Eddie blats a hard, single laugh. “Risky! Yeah, but that’s the only way to go, right? Right?”
“I guess. So, listen, what’s up? How’s Sarah and Jessica? Everyone okay?”
“Oh, sure, sure, great, just great. Everyone’s fine.”
“That’s good.”
“Yeah, things’re okay here, not great, you know, not like I was hoping … but you win some, you lose some, right?” “Right.”
“Well, you know, I haven’t heard anything from you guys in a while, not since you left, except for the Christmas card, which was nice. Thanks. But, you know, I was just sitting around here wondering how you guys’re doing down there. You know what I mean?”
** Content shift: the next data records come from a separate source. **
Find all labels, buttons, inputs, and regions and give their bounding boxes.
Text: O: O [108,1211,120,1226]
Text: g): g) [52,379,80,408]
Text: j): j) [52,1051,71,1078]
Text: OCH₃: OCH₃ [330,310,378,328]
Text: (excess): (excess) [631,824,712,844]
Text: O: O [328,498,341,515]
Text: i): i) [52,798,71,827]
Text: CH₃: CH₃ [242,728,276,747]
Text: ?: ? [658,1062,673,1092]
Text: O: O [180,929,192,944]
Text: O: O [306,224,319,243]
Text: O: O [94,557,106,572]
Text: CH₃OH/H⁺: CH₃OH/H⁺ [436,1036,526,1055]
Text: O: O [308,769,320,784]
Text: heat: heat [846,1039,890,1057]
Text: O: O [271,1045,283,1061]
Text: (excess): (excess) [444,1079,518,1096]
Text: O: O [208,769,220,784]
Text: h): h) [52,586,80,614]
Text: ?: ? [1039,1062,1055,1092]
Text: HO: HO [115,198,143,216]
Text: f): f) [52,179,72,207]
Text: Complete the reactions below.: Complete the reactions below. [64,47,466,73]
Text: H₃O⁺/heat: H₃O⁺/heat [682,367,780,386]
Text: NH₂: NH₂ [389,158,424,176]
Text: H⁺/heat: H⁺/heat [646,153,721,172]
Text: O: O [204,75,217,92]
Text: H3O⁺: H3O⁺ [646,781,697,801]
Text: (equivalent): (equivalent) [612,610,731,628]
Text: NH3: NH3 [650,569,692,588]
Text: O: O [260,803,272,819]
“Yeah, we’re doing okay. Not as much business as I’d like, not as many customers as I’d kinda hoped for, but we’re surviving. Barely. But we’re doing it.”
Eddie laughs again, that same sharp, flat laugh of disbelief. “I bet!”
“No, it’s nice here. Real pretty, you know, and the fishing’s real good. Hey, I saw Ted Williams today. Can you believe that? He lives around here, in Islamorada.”
“No shit. The Kid, eh?”
“Yeah. In real life. He looks real good too.”
“Yeah.” Eddie pauses. “Well, listen, Bob, the reason I called you, I got to ask you something.”
Bob is sil
ent a second, and he realizes that he hasn’t been listening to his brother at all and that the man is speaking in a way that’s almost unrecognizable to him—no foul language, no bragging, no fast talk, no sarcasm. Something’s wrong. “What’s the matter, Eddie?”
“Well, I got a problem up here. A problem I thought maybe you could help me out with, you know?”
“Sure. Anything.”
“Yeah, well, I’m in a little trouble here. I told you about it a little last October, when you and me talked and you decided to quit the store and so on. You remember.”
“Oh, Jesus, Eddie. What’s happening?”
“Nothing. Nothing yet. Don’t worry none about it. I still got everything under control. You know me, kid. I don’t give a rat’s ass about a little trouble now and then. You expect it, the game I play. But I got to deal with some people here I owe money to. I really do have to come up with the bucks now … well, yeah, let’s just say I got to come up with the bucks. You understand? I’m not the kinda guy who asks for help when he doesn’t need it. Right? Especially from my kid brother. Right?”